Quote Originally Posted by Eric View Post
...So I take it you will need to do some of the more intense modifications you touched upon in your other thread, yes? Do you need to do any flipping or swapping of pickups or anything due to the polarity differences or anything?
In this case, all I needed to do was switch the hot & ground connections for the DiMarzio humbucker vs. the stock installation instructions. Not only does that put the humbucker output in phase with the output of the CV Strat's neck and middle pickups, but it will also keep the #2 position of the pickup selector hum cancelling when the humbucker coil is split. This is important to me because I will next be wiring the 5-way switch so that the coils are automatically split at position #2, to get the "max quack" from the bridge-middle pickup combination.

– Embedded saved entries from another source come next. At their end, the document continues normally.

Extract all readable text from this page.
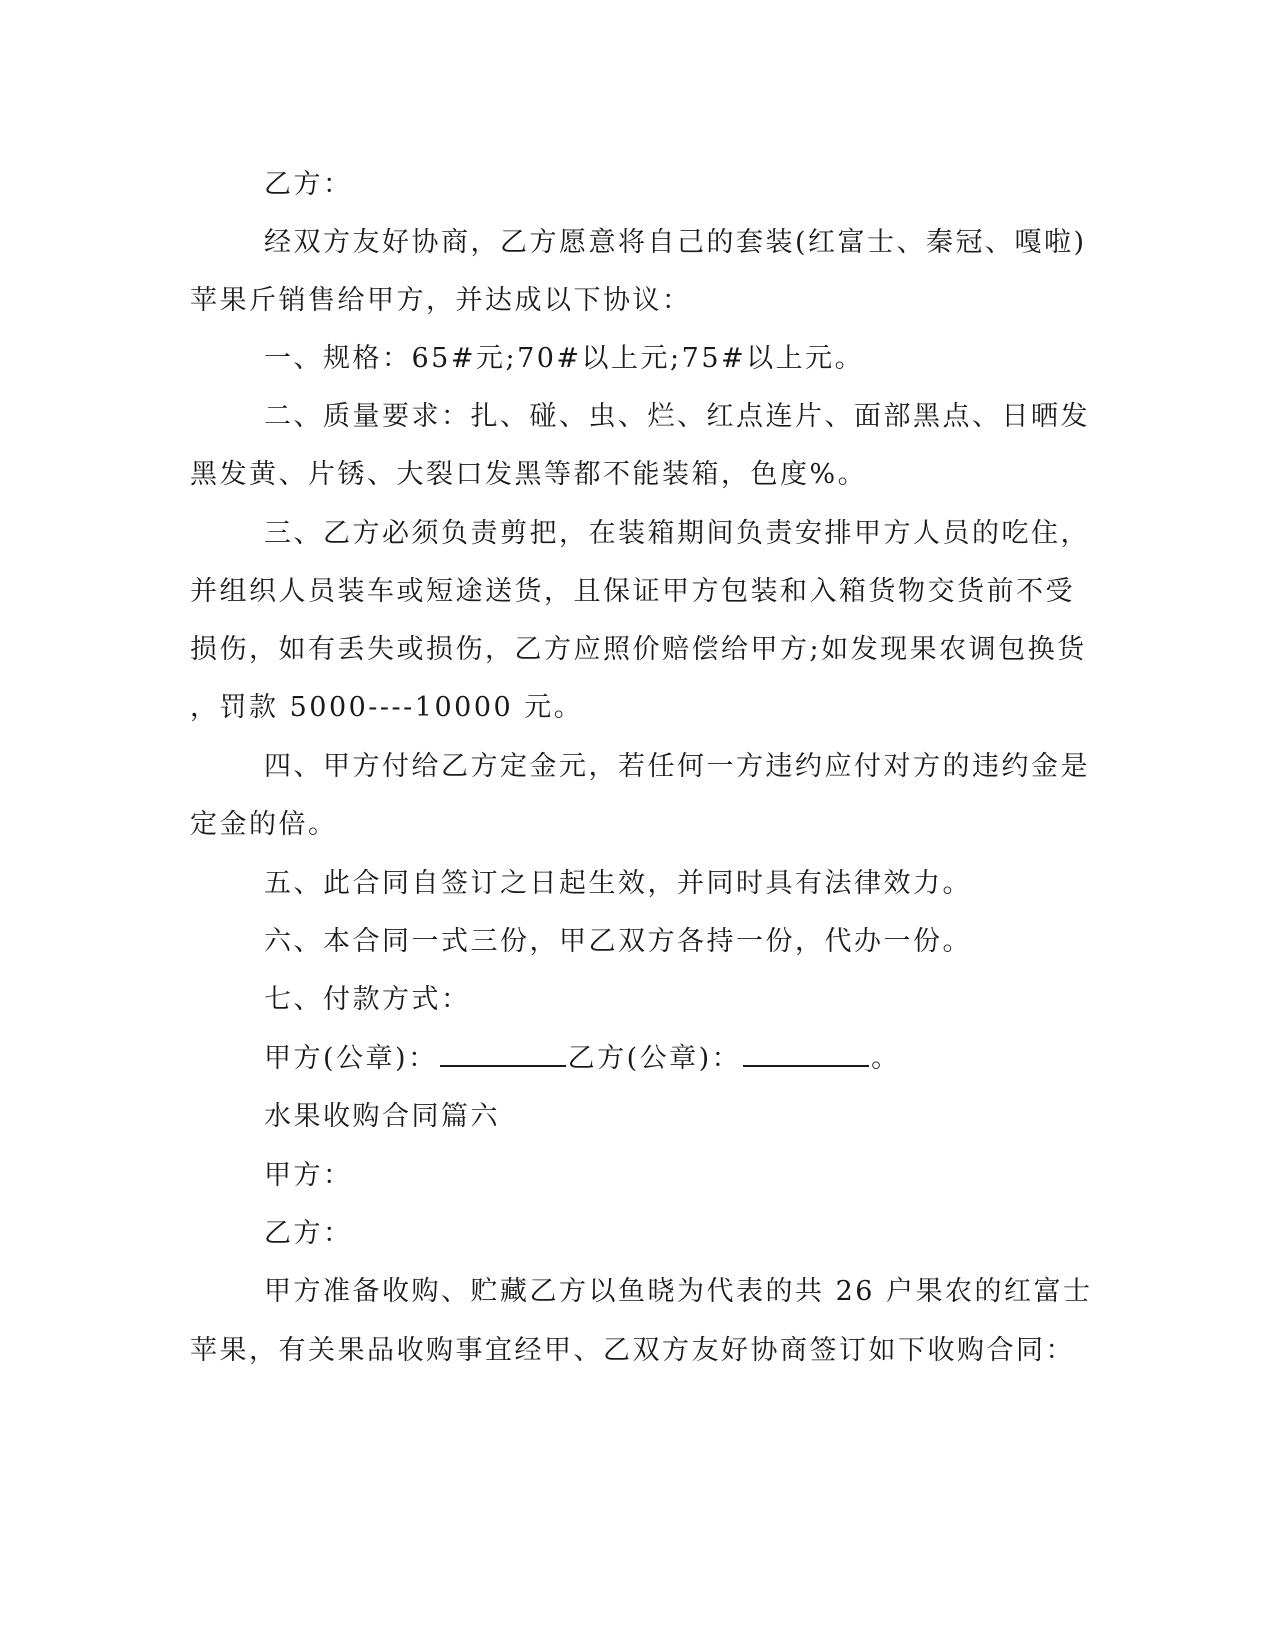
乙方：
经双方友好协商，乙方愿意将自己的套装(红富士、秦冠、嘎啦)
苹果斤销售给甲方，并达成以下协议：
一、规格：65#元;70#以上元;75#以上元。
二、质量要求：扎、碰、虫、烂、红点连片、面部黑点、日晒发
黑发黄、片锈、大裂口发黑等都不能装箱，色度%。
三、乙方必须负责剪把，在装箱期间负责安排甲方人员的吃住，
并组织人员装车或短途送货，且保证甲方包装和入箱货物交货前不受
损伤，如有丢失或损伤，乙方应照价赔偿给甲方;如发现果农调包换货
，罚款 5000----10000 元。
四、甲方付给乙方定金元，若任何一方违约应付对方的违约金是
定金的倍。
五、此合同自签订之日起生效，并同时具有法律效力。
六、本合同一式三份，甲乙双方各持一份，代办一份。
七、付款方式：
甲方(公章)：	乙方(公章)：	。
水果收购合同篇六
甲方：
乙方：
甲方准备收购、贮藏乙方以鱼晓为代表的共 26 户果农的红富士
苹果，有关果品收购事宜经甲、乙双方友好协商签订如下收购合同：
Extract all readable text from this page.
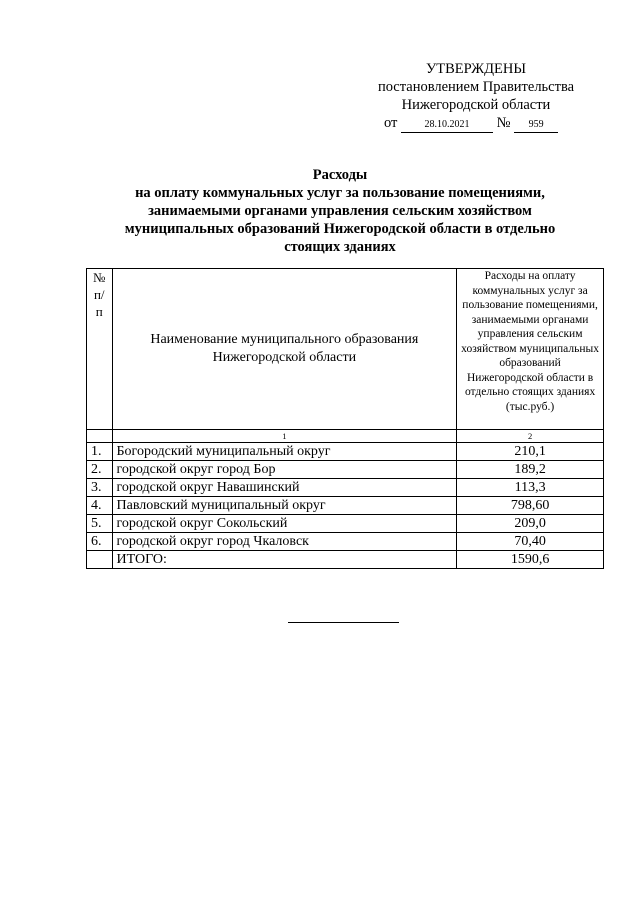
УТВЕРЖДЕНЫ
постановлением Правительства
Нижегородской области
от	28.10.2021 № 959
Расходы
на оплату коммунальных услуг за пользование помещениями,
занимаемыми органами управления сельским хозяйством
муниципальных образований Нижегородской области в отдельно
стоящих зданиях
№
п/п	Наименование муниципального образования Нижегородской области	Расходы на оплату коммунальных услуг за пользование помещениями, занимаемыми органами управления сельским хозяйством муниципальных образований Нижегородской области в отдельно стоящих зданиях (тыс.руб.)
	1	2
1.	Богородский муниципальный округ	210,1
2.	городской округ город Бор	189,2
3.	городской округ Навашинский	113,3
4.	Павловский муниципальный округ	798,60
5.	городской округ Сокольский	209,0
6.	городской округ город Чкаловск	70,40
	ИТОГО:	1590,6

Depending upon the phase and magnetic polarity of the middle single coil in a Strat or similar guitar with single coil pickups, you can run into four possible combinations of the signal phase and magnetic polarities with a split-coil humbucker. It can be:

  1. In phase with the middle pickup and hum cancelling (the desired case)
  2. In phase with the middle pickup but not hum cancelling
  3. Out of phase with the middle pickup but hum cancelling
  4. Out of phase with the middle pickup and not hum cancelling (a total FAIL!)


Fortunately, with a 4-conductor humbucker of the type you use for coil-splitting, any of these four are possible, depending on how the 4 leads are connected to the switch and to each other (i.e. the "series link" between the two humbucker coils). As long as you know how the coils of the humbucker relate to the middle single coil, both in terms of signal phase and magnetic polarity, you can wire in the humbucker to get that "desired case" output. And the phase and polarity are easily determined by simple test methods before you make the connections. That's how I determined that I needed to swap the hot and ground leads when I installed the Air Norton last night.